In the midst of the ongoing Bitcoin (BTC) bull run, data from wallet addresses tracked by Kaiko reveals a notable slowdown in the growth of Bitcoin whales or millionaires. Kaiko points out that this slowdown in the creation of millionaire-level wallets is due to various factors, including investors taking profits in the face of the largest cryptocurrency’s rising price.
2020-2021 Growth Rate Surpassed
While the current bull run began with Wall Street‘s long-awaited embrace of spot exchange-traded funds (ETFs), the rate of new Bitcoin millionaires emerging seems to lag behind the speed seen during the 2020-2021 uptrend. Despite BTC‘s impressive 70% rise this year, pushing the price up to $73,000 and reaching new record levels, the growth rate of millionaire wallets remains lower compared to previous bull markets.
Data compiled by Paris-based Kaiko shows that fewer than 2,000 millionaire wallets, each holding $1 million worth of BTC, are being created daily. This is a puzzling development compared to the last bull run, where over 4,000 millionaire wallets were created daily, with more than 2,000 wallets having a balance of $10 million each.
The stagnation in the growth rate of millionaire wallets suggests that the current bull run may still be in its early stages, with new capital yet to peak.

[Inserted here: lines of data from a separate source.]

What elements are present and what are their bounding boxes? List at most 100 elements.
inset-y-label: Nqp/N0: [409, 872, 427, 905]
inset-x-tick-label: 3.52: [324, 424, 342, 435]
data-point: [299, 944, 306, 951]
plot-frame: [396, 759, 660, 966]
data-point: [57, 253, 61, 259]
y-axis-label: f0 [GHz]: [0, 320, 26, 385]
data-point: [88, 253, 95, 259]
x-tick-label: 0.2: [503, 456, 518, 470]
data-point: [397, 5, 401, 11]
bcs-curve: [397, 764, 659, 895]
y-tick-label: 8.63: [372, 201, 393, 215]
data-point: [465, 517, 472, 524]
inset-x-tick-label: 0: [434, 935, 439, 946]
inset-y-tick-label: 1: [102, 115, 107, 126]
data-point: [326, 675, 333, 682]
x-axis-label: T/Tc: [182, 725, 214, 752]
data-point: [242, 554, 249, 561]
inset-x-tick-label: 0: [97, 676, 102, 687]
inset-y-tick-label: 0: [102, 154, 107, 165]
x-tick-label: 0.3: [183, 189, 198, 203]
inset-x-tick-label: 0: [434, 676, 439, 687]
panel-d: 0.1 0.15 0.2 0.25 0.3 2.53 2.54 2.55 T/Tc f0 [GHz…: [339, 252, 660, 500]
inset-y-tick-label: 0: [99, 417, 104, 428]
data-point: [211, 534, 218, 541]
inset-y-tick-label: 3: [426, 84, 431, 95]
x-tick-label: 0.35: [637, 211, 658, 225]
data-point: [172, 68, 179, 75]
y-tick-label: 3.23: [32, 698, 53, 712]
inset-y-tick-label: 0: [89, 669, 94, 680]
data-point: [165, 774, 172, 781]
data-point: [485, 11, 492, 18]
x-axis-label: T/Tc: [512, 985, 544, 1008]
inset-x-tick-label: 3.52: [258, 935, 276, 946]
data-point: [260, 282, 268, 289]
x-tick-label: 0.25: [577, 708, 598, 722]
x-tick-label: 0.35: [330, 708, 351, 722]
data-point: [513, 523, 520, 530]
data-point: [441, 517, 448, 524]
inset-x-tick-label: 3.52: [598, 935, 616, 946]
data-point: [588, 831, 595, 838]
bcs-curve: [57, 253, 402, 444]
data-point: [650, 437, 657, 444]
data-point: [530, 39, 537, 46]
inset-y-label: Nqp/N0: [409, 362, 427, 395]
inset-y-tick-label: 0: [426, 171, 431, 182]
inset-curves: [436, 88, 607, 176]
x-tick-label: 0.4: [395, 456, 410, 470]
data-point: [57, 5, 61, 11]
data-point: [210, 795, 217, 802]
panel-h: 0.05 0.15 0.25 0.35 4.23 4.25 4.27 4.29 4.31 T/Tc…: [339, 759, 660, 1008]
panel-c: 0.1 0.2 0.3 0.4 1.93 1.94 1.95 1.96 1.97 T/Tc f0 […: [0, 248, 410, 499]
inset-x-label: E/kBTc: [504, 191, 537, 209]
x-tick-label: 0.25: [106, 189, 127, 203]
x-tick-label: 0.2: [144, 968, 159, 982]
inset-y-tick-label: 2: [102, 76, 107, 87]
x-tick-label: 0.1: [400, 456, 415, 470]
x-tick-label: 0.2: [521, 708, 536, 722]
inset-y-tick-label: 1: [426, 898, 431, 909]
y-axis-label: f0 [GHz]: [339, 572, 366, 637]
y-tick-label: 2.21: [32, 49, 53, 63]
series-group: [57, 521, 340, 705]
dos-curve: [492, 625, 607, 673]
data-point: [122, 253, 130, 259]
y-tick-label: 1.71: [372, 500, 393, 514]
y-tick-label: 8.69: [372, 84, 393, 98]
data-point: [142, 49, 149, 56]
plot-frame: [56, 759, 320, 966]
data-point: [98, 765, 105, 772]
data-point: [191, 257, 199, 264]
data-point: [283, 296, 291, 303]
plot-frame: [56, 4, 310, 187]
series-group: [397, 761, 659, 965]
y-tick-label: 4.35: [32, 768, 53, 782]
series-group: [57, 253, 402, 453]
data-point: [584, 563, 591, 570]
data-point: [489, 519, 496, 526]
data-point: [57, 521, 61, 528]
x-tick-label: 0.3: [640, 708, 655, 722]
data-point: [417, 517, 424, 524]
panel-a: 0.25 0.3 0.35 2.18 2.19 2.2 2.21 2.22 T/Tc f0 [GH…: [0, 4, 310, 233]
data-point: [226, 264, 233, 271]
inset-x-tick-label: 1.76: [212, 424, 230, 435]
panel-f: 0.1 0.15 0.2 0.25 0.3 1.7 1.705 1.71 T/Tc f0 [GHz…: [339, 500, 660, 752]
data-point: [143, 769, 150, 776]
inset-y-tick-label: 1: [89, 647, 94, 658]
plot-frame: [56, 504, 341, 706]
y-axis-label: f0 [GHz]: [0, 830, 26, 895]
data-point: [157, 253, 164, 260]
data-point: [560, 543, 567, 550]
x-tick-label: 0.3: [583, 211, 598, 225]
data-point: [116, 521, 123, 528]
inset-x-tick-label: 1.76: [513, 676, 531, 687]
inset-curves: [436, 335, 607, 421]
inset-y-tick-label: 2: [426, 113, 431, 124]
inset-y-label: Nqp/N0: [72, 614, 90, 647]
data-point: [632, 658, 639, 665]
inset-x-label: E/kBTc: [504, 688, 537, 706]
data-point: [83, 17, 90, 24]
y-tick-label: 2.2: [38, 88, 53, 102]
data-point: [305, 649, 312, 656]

However, market analysts consider that due to ongoing entries into spot ETFs and the anticipated supply reduction from the upcoming 4th block reward halving, Bitcoin’s price could rise to $150,000 and beyond in the coming months.
Reasons for the Slowdown Detailed
Kaiko adds that the slowdown in the growth rate of millionaire wallets could be due to several possible reasons, including delayed new capital inflow, large whales taking profits as BTC reaches new highs, and a shift towards storing assets with custodians rather than personal wallets.
Furthermore, recent data shows a widening gap between the liquidity on the buy and sell sides of the order book near market price, with limit orders accumulating on the sell side. This suggests that investors are leaning towards taking profits at the current record levels.